Dharanendra e Padmavati - Um dia, caminhando tranquilamente pela floresta, o príncipe Parshvanatha viu o famoso yogi Kamath, realizando um ritual de fogo. Imediatamente descobriu a presença de duas cobras presas nos troncos que ardiam. No intuito de salvá-las, solicitou a Kamath que interrompesse o ritual e as retirasse dali. O yogi ficou enfurecido por ter sido interrompido e ignorou o pedido. Parshvanatha foi, então, até a fogueira e retirou as cobras de lá. Só que já estavam mortas. O príncipe apiedado delas começou a recitar o Namaskara Mantra sobre os seus corpos. Com isso fez com que as cobras renascessem no céu como deuses - o deus Dharanendra e a deusa Padmavati. Os anos se passaram, Kamath morreu e renasceu como Meghmali, o deus da chuva.
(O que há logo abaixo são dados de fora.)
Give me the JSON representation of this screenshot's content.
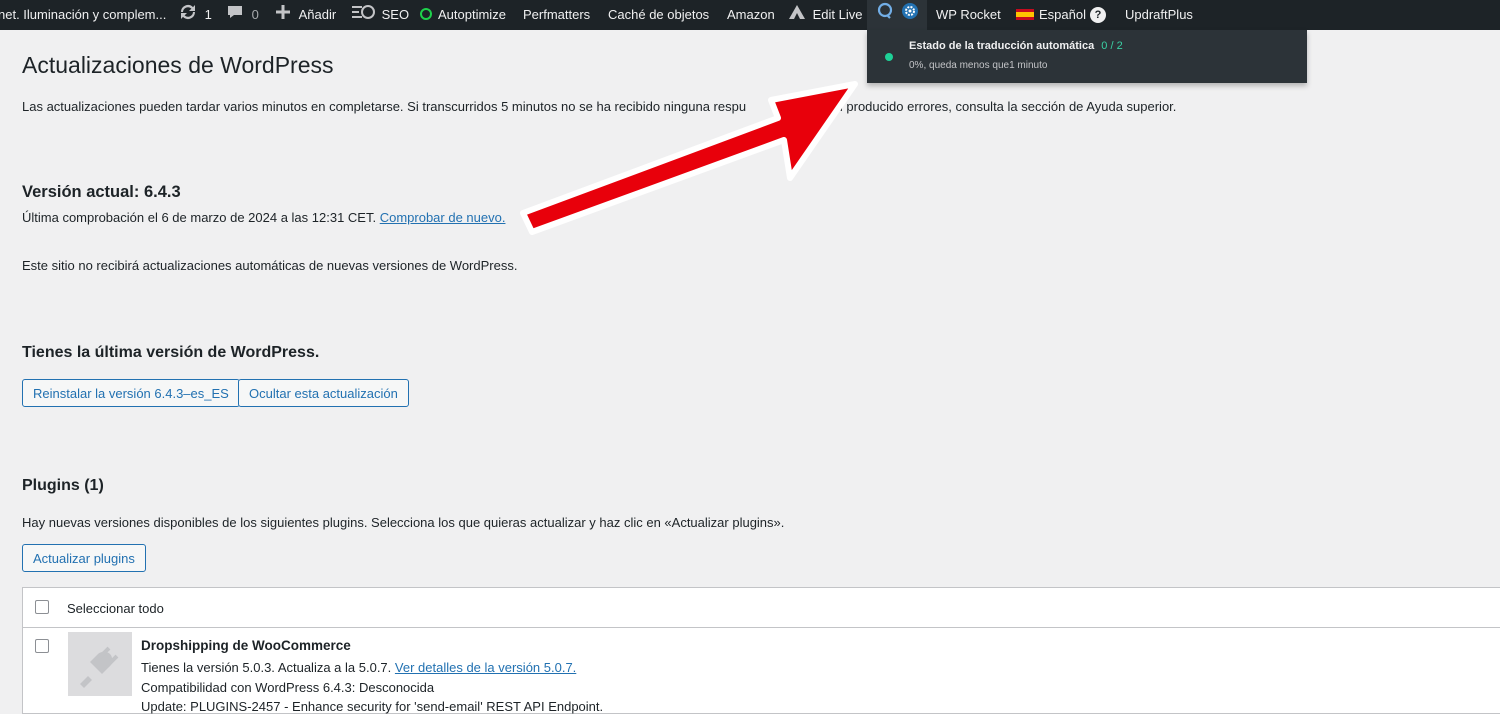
{
  "adminbar": {
    "site_name": "net. Iluminación y complem...",
    "updates_count": "1",
    "comments_count": "0",
    "new_label": "Añadir",
    "seo_label": "SEO",
    "autoptimize_label": "Autoptimize",
    "perfmatters_label": "Perfmatters",
    "object_cache_label": "Caché de objetos",
    "amazon_label": "Amazon",
    "edit_live_label": "Edit Live",
    "wp_rocket_label": "WP Rocket",
    "language_label": "Español",
    "updraft_label": "UpdraftPlus"
  },
  "translation_dropdown": {
    "title": "Estado de la traducción automática",
    "count": "0 / 2",
    "subtitle": "0%, queda menos que1 minuto"
  },
  "page": {
    "title": "Actualizaciones de WordPress",
    "notice_before": "Las actualizaciones pueden tardar varios minutos en completarse. Si transcurridos 5 minutos no se ha recibido ninguna respu",
    "notice_after": "nan producido errores, consulta la sección de Ayuda superior.",
    "current_version_heading": "Versión actual: 6.4.3",
    "last_check_text": "Última comprobación el 6 de marzo de 2024 a las 12:31 CET.",
    "check_again_link": "Comprobar de nuevo.",
    "auto_updates_text": "Este sitio no recibirá actualizaciones automáticas de nuevas versiones de WordPress.",
    "latest_heading": "Tienes la última versión de WordPress.",
    "reinstall_button": "Reinstalar la versión 6.4.3–es_ES",
    "hide_update_button": "Ocultar esta actualización",
    "plugins_heading": "Plugins (1)",
    "plugins_text": "Hay nuevas versiones disponibles de los siguientes plugins. Selecciona los que quieras actualizar y haz clic en «Actualizar plugins».",
    "update_plugins_button": "Actualizar plugins"
  },
  "plugins_table": {
    "select_all_label": "Seleccionar todo",
    "rows": [
      {
        "name": "Dropshipping de WooCommerce",
        "version_text": "Tienes la versión 5.0.3. Actualiza a la 5.0.7.",
        "details_link": "Ver detalles de la versión 5.0.7.",
        "compat_text": "Compatibilidad con WordPress 6.4.3: Desconocida",
        "update_note": "Update: PLUGINS-2457 - Enhance security for 'send-email' REST API Endpoint."
      }
    ]
  },
  "colors": {
    "adminbar_bg": "#1d2327",
    "link_blue": "#2271b1",
    "arrow_red": "#e8000b"
  }
}
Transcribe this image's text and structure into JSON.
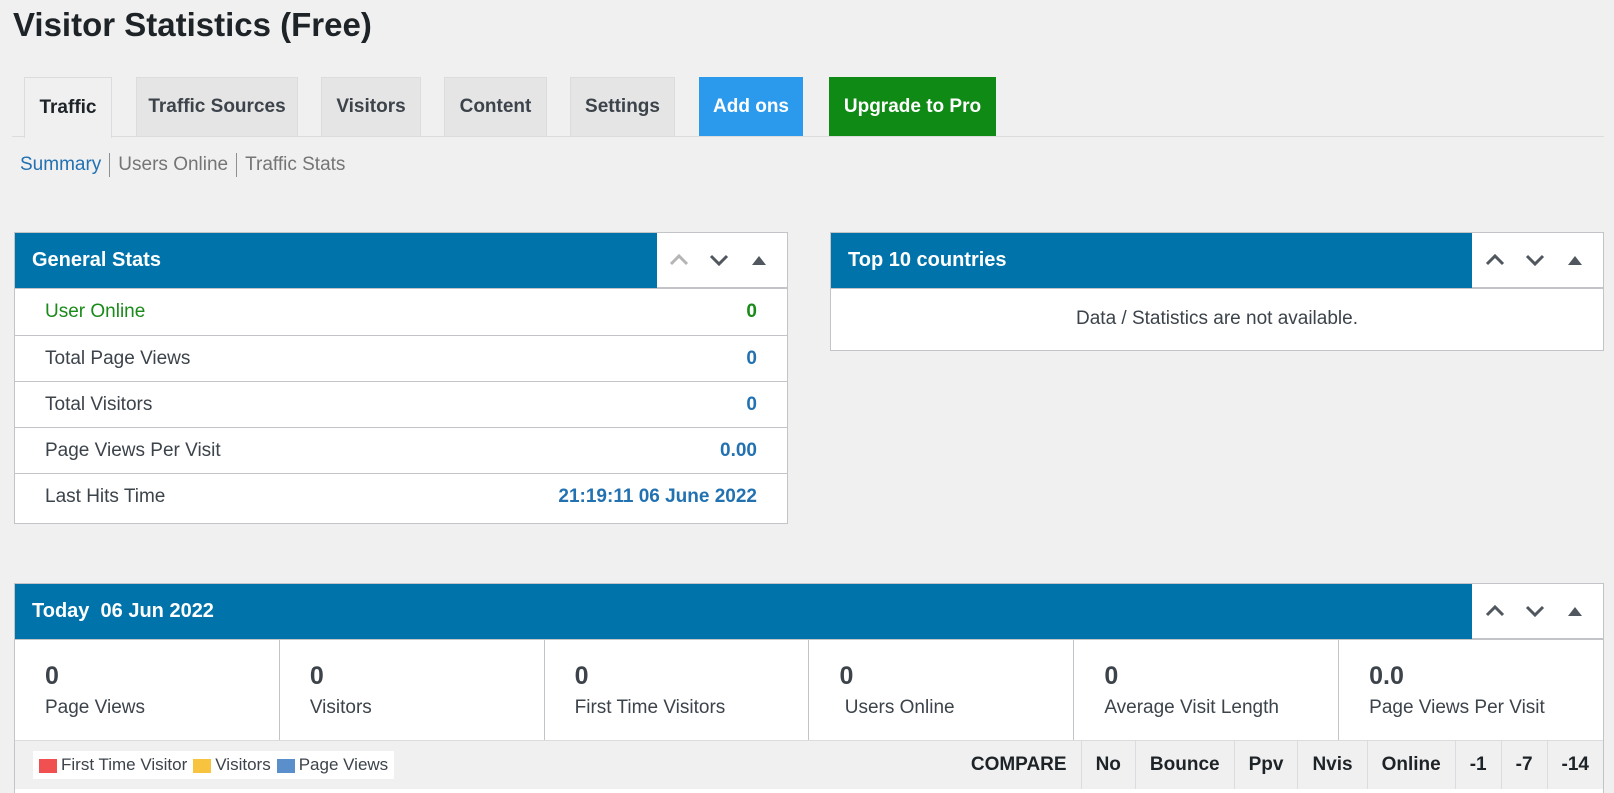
{
  "page": {
    "title": "Visitor Statistics (Free)"
  },
  "tabs": [
    {
      "label": "Traffic"
    },
    {
      "label": "Traffic Sources"
    },
    {
      "label": "Visitors"
    },
    {
      "label": "Content"
    },
    {
      "label": "Settings"
    },
    {
      "label": "Add ons"
    },
    {
      "label": "Upgrade to Pro"
    }
  ],
  "subnav": [
    "Summary",
    "Users Online",
    "Traffic Stats"
  ],
  "general_stats": {
    "title": "General Stats",
    "rows": [
      {
        "label": "User Online",
        "value": "0"
      },
      {
        "label": "Total Page Views",
        "value": "0"
      },
      {
        "label": "Total Visitors",
        "value": "0"
      },
      {
        "label": "Page Views Per Visit",
        "value": "0.00"
      },
      {
        "label": "Last Hits Time",
        "value": "21:19:11 06 June 2022"
      }
    ]
  },
  "top_countries": {
    "title": "Top 10 countries",
    "empty_message": "Data / Statistics are not available."
  },
  "today": {
    "title": "Today  06 Jun 2022",
    "stats": [
      {
        "value": "0",
        "label": "Page Views"
      },
      {
        "value": "0",
        "label": "Visitors"
      },
      {
        "value": "0",
        "label": "First Time Visitors"
      },
      {
        "value": "0",
        "label": " Users Online"
      },
      {
        "value": "0",
        "label": "Average Visit Length"
      },
      {
        "value": "0.0",
        "label": "Page Views Per Visit"
      }
    ],
    "legend": [
      {
        "label": "First Time Visitor",
        "color": "#f05050"
      },
      {
        "label": "Visitors",
        "color": "#f8c440"
      },
      {
        "label": "Page Views",
        "color": "#5b8fcb"
      }
    ],
    "compare": [
      "COMPARE",
      "No",
      "Bounce",
      "Ppv",
      "Nvis",
      "Online",
      "-1",
      "-7",
      "-14"
    ]
  },
  "colors": {
    "header_blue": "#0073aa",
    "addons_blue": "#2b9aec",
    "pro_green": "#0f8a15",
    "link_blue": "#2271b1",
    "online_green": "#1a8a1a"
  },
  "icons": [
    "chevron-up-icon",
    "chevron-down-icon",
    "triangle-up-icon"
  ]
}
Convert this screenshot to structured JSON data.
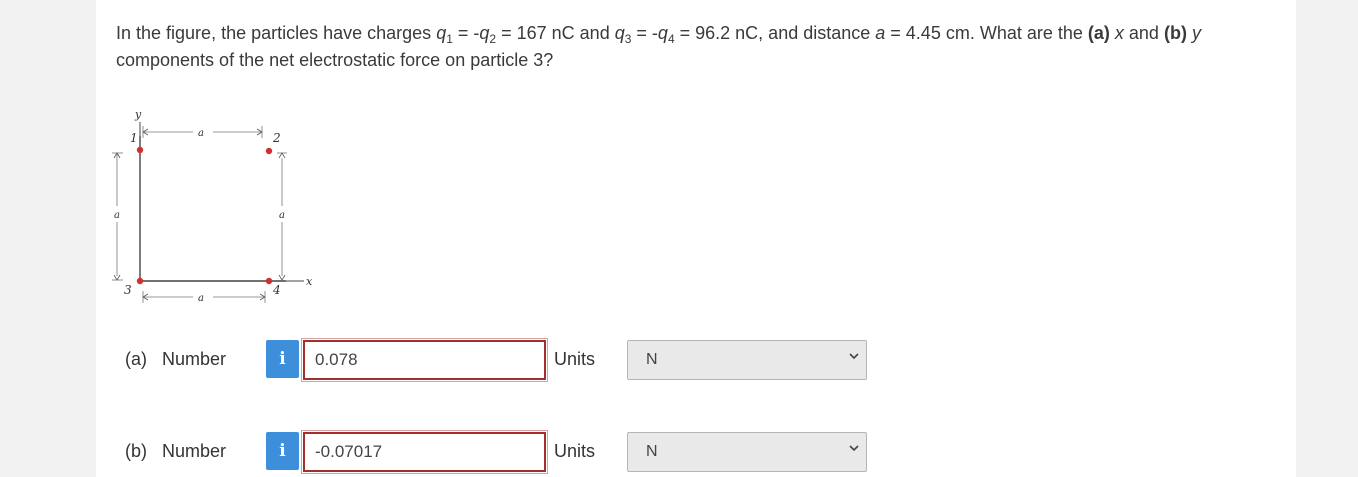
{
  "question": {
    "part1": "In the figure, the particles have charges ",
    "q1": "q",
    "q1_sub": "1",
    "eq1": " = -",
    "q2": "q",
    "q2_sub": "2",
    "eq2": " = 167 nC and ",
    "q3": "q",
    "q3_sub": "3",
    "eq3": " = -",
    "q4": "q",
    "q4_sub": "4",
    "eq4": " = 96.2 nC, and distance ",
    "a": "a",
    "eq5": " = 4.45 cm. What are the ",
    "pa": "(a)",
    "x": " x",
    "and": " and ",
    "pb": "(b)",
    "y": " y",
    "part2": "components of the net electrostatic force on particle 3?"
  },
  "figure": {
    "axis_y": "y",
    "axis_x": "x",
    "dim_a": "a",
    "p1": "1",
    "p2": "2",
    "p3": "3",
    "p4": "4",
    "particle_color": "#d03030"
  },
  "answers": [
    {
      "part": "(a)",
      "label": "Number",
      "info": "i",
      "value": "0.078",
      "units_label": "Units",
      "units": "N"
    },
    {
      "part": "(b)",
      "label": "Number",
      "info": "i",
      "value": "-0.07017",
      "units_label": "Units",
      "units": "N"
    }
  ],
  "colors": {
    "info_button": "#3d8fdc",
    "answer_border": "#a03030",
    "select_bg": "#e9e9e9"
  }
}
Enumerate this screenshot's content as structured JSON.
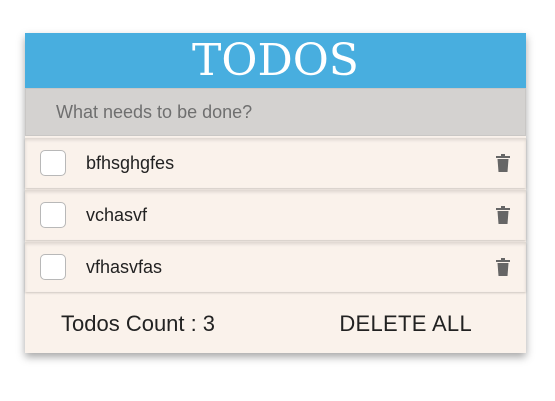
{
  "header": {
    "title": "TODOS"
  },
  "new_todo": {
    "placeholder": "What needs to be done?",
    "value": ""
  },
  "todos": [
    {
      "text": "bfhsghgfes",
      "done": false
    },
    {
      "text": "vchasvf",
      "done": false
    },
    {
      "text": "vfhasvfas",
      "done": false
    }
  ],
  "footer": {
    "count_label": "Todos Count :",
    "count_value": "3",
    "delete_all_label": "DELETE ALL"
  },
  "colors": {
    "header_bg": "#48aedf",
    "input_bg": "#d4d2d0",
    "item_bg": "#faf2eb",
    "icon_gray": "#666666"
  },
  "icons": {
    "delete": "trash-icon"
  }
}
Por esse tempo o príncipe Parshvanatha já havia renunciado ao seu reino para seguir o caminho da renúncia. Certo dia, ele sentou-se no silêncio da floresta em meditação profunda. O deus da chuva, Meghmali, de sua morada celestial o observou. reconheceu-o como sendo o seu antigo antagonista e ficou enfurecido. Decidiu vingar-se dele e descarregou sobre Parsvanath uma chuva violenta. A águas começaram a subir em torno do ex-príncipe, no entanto por estar em meditação profunda, permaneceu alheio ao perigo. As águas turbulentas elevaram-se cada vez mais e logo ameaçavam afogá-lo. Do céu, Dharanendra e Padmavati - as antigas cobras - testemunharam a cena e desceram rapidamente para salvar Parshvanatha. A deusa Padmavati formou uma flor de lótus sob ele e o levantou para que ficasse por cima  das águas e Dharanendra com seu corpo criou uma espécie de toldo sobre sua cabeça, protegendo-o assim do dilúvio. Abrigado conforme estava Parshvanatha pode continuar sua meditação e logo alcançou a iluminação. Quando Meghmali viu que seus esforços foram em vão, tornou-se humilde e procurou perdão.